United New Mexico Bank v. Wilferth (In Re Wilferth)

57 B.R. 693 (1986)

In re Paul WILFERTH and Glenda Wilferth.
UNITED NEW MEXICO BANK, Plaintiff,
v.
Paul WILFERTH, et al., Defendants.

Bankruptcy No. 7-84-01096 R R, Adv. No. 85-0277 R.

United States Bankruptcy Court, D. New Mexico.

February 12, 1986.

*694 Jennie Behles, Albuquerque, N.M., for debtor.

John Funk, Artesia, N.M., for United New Mexico Bank.

MEMORANDUM OPINION

STEWART ROSE, Bankruptcy Judge.

FACTS

The defendants filed a motion to dismiss the plaintiff's complaint objecting to discharge under 11 U.S.C. § 727. The defendants assert and the record confirms that the plaintiff's complaint was not filed nor was an extension of time obtained within 60 days of the first date set for the meeting of creditors pursuant to 11 U.S.C. § 341(a). The defendant debtors contend that this Court has no discretion to extend the time limit except as provided in Rule 4004. This Court agrees with that general proposition and is bound to follow without exception the rules promulgated by the United States Supreme Court, unless the procedural rule is inconsistent with 28 U.S.C. § 2075.[1] In such case, the Bankruptcy Statutes control over inconsistent procedural rules.

In its complaint, which must be taken as true for purposes of a motion to dismiss, the plaintiff bank alleges that the debtors scheduled certain personal property in which it had a security interest at the time of the filing of the Chapter 7 petition. The trustee abandoned the property and the creditor contacted the debtor's attorney to discuss the surrender of the collateral.

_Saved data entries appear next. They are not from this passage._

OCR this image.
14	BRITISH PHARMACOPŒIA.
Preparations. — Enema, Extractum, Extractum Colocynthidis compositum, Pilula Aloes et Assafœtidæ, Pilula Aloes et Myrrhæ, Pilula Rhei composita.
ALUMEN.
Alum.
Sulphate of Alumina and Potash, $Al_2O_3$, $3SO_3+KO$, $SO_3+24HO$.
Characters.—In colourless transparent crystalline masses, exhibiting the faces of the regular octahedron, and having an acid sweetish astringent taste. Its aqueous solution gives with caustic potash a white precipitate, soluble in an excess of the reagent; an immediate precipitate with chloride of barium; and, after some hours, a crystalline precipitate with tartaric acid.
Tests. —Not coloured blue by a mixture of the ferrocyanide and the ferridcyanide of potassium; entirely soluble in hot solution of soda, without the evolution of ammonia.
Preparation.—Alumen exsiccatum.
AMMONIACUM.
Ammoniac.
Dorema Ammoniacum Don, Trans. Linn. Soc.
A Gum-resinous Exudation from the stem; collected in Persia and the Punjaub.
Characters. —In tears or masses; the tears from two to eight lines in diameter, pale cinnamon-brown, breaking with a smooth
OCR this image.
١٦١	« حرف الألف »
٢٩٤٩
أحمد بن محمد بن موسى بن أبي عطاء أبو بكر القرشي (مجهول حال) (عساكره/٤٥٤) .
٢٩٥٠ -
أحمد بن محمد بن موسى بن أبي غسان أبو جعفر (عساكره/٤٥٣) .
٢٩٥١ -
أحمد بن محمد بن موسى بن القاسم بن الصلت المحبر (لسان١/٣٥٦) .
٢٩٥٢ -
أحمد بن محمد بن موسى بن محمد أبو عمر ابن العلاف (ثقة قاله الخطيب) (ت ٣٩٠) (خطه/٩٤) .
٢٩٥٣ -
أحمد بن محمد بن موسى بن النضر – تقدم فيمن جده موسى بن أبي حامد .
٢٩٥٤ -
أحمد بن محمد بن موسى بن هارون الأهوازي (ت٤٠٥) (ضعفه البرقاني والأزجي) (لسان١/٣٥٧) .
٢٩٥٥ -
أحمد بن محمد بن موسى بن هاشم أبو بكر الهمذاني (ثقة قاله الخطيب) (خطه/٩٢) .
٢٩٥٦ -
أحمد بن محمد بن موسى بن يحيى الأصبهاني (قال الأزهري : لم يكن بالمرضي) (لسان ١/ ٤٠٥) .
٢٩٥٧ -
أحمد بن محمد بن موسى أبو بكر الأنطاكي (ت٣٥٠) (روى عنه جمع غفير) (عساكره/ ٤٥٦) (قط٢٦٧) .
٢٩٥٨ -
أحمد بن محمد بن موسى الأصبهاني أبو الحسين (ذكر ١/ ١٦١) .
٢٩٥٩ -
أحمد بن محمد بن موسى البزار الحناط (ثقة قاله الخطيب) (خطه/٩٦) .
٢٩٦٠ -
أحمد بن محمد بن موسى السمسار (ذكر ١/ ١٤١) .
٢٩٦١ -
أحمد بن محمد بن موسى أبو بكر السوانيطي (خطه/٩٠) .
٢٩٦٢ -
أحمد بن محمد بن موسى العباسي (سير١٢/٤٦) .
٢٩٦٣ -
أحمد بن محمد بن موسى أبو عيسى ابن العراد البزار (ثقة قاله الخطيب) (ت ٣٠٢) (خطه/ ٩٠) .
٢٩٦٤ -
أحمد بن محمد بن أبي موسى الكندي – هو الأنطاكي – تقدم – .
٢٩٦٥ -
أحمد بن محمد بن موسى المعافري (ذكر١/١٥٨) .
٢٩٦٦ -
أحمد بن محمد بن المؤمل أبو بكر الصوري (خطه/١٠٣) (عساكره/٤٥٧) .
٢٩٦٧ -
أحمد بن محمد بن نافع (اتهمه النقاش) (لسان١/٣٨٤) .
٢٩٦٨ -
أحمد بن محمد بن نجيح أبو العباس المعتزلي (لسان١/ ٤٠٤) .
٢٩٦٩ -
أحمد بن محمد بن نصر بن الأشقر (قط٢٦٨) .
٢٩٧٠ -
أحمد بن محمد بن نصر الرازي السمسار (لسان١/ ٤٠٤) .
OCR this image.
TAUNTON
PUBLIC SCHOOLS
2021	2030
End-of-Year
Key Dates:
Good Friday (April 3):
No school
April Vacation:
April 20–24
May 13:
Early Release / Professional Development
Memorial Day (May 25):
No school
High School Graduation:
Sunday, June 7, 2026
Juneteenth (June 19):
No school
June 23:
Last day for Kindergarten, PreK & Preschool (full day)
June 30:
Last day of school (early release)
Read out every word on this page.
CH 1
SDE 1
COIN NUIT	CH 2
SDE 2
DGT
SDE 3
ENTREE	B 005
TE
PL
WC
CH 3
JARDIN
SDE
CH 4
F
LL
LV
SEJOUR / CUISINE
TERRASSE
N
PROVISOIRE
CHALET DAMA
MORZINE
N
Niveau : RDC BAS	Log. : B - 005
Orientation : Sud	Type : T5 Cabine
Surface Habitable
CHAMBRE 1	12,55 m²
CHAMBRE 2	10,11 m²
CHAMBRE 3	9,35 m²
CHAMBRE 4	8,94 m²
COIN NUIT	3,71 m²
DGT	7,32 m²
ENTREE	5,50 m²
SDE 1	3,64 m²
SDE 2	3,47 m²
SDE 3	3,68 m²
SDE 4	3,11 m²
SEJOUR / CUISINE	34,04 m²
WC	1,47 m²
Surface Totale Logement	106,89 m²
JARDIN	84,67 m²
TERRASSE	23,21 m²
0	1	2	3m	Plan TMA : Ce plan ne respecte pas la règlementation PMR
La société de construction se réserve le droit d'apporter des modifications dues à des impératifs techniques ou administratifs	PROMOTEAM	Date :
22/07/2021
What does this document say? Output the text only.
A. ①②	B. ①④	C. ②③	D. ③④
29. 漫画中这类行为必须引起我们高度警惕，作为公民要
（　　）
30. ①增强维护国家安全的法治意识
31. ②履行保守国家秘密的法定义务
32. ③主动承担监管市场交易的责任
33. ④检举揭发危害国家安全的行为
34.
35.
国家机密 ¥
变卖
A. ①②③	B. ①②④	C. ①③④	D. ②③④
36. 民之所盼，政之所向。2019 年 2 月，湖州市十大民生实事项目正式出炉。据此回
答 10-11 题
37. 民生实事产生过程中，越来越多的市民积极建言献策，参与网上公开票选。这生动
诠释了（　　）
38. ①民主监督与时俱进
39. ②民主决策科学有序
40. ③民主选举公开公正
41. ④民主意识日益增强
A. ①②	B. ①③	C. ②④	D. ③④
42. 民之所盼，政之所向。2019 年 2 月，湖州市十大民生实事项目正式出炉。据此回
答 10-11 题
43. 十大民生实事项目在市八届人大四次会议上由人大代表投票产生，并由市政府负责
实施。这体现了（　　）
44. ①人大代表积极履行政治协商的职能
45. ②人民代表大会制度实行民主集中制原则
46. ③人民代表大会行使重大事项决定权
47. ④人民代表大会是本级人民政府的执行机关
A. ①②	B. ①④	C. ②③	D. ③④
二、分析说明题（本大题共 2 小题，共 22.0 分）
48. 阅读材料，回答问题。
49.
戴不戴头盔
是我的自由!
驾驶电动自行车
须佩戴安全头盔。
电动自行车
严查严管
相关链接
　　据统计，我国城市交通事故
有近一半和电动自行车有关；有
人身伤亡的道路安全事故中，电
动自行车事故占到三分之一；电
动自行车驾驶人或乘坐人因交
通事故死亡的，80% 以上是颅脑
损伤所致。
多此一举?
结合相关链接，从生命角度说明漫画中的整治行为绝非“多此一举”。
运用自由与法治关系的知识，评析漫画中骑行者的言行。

Thereafter the plaintiff discovered the debtor had disposed of the collateral postpetition. The plaintiff alleges violation of § 727(a)(2)(B) which provides that the Court "shall grant the debtor a discharge, unless the debtor, with intent to hinder, delay or defraud a creditor. . . . has transferred, removed, destroyed. . . . property of the estate, after the date of the filing of the petition." The creditor also alleges a violation of § 727(a)(5) which would require denial of discharge of a debtor who "has failed to explain satisfactorily, before determination of denial of discharge under this paragraph, any loss or deficiency of assets to meet the debtor's liabilities."

The substance of the plaintiff's creditor's complaint is that the debtor stated in the schedules he had the property at the time the petition was filed. However, the property was missing when the creditor attempted to recover it, and the debtor can neither produce the property nor explain its absence.

ANALYSIS

Rule 4004 clearly states a creditor must file its complaint objecting to discharge within 60 days of the 341 meeting.[2] If the creditor filed a motion to extend prior to the expiration of that 60 days, the Court, for cause, may extend the time.[3] If the creditor neither files a complaint nor a motion for extension of time, the Court has no discretion to grant an extension of time and to permit the bar date to be extended.

Under the allegations of the complaint in this case, the plaintiff believes the debtor either disposed of its collateral post-petition or made false representations in the petition. Can the rule make post-petition conversion of property a ground for denial of discharge, require the objection to discharge be filed before the conversion is discovered, indeed perhaps before it occurs, and still be consistent with the Bankruptcy Code?

*695 In this instance it seems that the proper rule is and should be that the bar date established by Rule 4004 applies to pre-petition transactions. It has no application to post-petition transactions and there is no time limitation for the filing of the complaint objecting to the discharge based upon post-petition misconduct. Although this Court may consider the defense of latches and dismiss a complaint objecting to discharge if the misconduct is long known and prejudice may have occurred, nevertheless this Court cannot establish a bar date rule of this inflexibility without the authorization of Congress or the Supreme Court pursuant to its rule making authority.

Section 727(d) sets forth grounds for revocation of a discharge and § 727(e) sets ultimate time limits within which revocation of discharge may be entertained thus protecting creditors from conduct by the debtor that is discovered only after a discharge is granted. No doubt these statutory ultimate limits would be applicable to objection to discharge as well as revocation of discharge; however, there is no suggestion from the pleadings that those ultimate time limits have any application to this case.

In so far as Rule 4004 of the Rules of Bankruptcy Procedure apply to objections to discharge alleging post-petition misconduct, it is inconsistent with 11 U.S.C. § 727 and the latter shall control.

An appropriate form of order should be prepared and submitted by prevailing counsel.

NOTES

[1] 28 U.S.C. § 2075. Bankruptcy Rules. The Supreme Court shall have the power to prescribe by general rules, the forms of process, writs, pleadings, and motions and the practice and procedure in cases under title 11.

Such rules shall not abridge, enlarge, or modify any substantive right.